3. Focus on cash multiples of return.
Cash multiples of return have certainly gained currency.  You can see the point, particularly with high-quality funds that are not high-volume investors.   A partner in one such firm commented,  “We have always been focused on cash-on-cash returns since buying any company is hard work.”
For such a firm, an investment that produces a quick exit at a lofty IRR is a mixed blessing.  Let’s say you can invest $20 million for one year and earn $30 million at exit – a 50 percent IRR.  Or you can invest the $20 million for a three-year holding period and earn $40 million at exit.  The IRR is lower – 26 percent – but you’ve made a 2.0x return not 1.5x, a gain of $20 million rather than $10 million.
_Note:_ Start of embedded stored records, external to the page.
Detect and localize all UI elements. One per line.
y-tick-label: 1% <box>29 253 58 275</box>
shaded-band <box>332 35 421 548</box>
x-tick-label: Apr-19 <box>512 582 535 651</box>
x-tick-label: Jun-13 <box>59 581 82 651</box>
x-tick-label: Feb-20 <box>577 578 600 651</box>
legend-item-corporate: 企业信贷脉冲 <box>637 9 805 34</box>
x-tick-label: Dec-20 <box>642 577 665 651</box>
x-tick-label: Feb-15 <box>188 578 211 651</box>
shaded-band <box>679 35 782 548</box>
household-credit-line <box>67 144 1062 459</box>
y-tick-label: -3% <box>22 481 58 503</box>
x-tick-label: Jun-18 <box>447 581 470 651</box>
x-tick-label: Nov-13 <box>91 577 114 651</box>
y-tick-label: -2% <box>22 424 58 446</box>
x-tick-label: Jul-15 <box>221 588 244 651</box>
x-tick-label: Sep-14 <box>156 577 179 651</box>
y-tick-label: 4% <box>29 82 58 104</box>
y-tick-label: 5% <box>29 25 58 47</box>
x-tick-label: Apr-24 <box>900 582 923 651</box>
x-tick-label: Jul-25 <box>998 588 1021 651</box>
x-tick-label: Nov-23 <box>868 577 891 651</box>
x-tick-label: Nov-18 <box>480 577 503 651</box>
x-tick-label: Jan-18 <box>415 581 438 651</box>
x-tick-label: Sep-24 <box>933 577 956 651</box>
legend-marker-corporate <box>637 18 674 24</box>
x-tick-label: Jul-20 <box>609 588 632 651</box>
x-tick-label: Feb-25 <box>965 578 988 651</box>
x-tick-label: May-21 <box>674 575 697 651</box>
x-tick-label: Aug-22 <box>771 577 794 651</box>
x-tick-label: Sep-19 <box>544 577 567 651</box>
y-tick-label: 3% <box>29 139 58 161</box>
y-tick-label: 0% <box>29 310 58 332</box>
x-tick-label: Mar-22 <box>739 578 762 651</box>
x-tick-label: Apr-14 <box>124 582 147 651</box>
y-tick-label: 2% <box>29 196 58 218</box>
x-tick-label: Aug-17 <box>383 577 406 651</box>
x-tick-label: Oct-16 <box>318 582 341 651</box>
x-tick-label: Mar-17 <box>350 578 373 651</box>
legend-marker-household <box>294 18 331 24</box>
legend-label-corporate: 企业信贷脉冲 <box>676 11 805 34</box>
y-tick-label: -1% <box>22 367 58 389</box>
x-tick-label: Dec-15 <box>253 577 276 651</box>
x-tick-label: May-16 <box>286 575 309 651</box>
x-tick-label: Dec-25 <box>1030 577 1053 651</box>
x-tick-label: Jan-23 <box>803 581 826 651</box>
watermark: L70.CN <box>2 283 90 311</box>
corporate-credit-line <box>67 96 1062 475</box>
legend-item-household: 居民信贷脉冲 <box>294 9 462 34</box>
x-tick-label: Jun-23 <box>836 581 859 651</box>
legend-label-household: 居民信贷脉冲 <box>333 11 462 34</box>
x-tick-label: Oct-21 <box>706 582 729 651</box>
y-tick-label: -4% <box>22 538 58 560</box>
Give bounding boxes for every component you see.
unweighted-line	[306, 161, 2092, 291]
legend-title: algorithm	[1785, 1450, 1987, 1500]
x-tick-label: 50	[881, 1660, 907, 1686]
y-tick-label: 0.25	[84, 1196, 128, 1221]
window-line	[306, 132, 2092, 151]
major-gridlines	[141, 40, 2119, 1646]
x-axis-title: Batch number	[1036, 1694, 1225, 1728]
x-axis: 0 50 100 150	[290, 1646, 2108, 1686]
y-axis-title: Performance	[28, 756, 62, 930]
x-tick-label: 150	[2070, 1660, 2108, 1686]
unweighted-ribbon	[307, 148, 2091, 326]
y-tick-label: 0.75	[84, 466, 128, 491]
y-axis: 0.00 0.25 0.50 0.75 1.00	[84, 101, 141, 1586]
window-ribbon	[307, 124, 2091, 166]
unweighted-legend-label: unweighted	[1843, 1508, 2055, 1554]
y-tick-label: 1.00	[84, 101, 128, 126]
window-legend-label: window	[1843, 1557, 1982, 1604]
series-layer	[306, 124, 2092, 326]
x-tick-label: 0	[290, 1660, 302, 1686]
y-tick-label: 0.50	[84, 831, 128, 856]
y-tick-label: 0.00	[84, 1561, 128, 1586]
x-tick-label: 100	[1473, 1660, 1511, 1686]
In the end, it all comes back to IRR.  The high-quality, low-volume shop prefers the second investment because their experience tells them they won’t be able to redeploy the cash in another investment generating anything close to a private equity return.  From the macro-perspective of the fund over its life, the first scenario is less desirable because it leads to a lower fund IRR.

The high-quality, high-volume firm, then, may talk about multiples of cash return because it’s in vogue, but there is always a demand for their capital in other portfolio companies or new investments. Internal rate of return remains a useful benchmark with much less of the punitive downside.

A lot of sponsors who have been strong performers in the difficult conditions of the past few years also tell us that they didn’t max out on debt when it was more widely available, so their ability to achieve a given level of return was not heavily effected when lending tightened up.  This is particularly true for groups looking at acquisitions in the $5 million range and below.

In the universe we cover – PE firms doing deals in the $10-250 million value range — achieving 30 percent-plus IRRs is difficult but achievable.  However, it wasn’t that easy even when that benchmark was being cited more frequently. According to Venture Economics, the average annual return for U.S. buyout funds from 1987-2006 was 12.2%.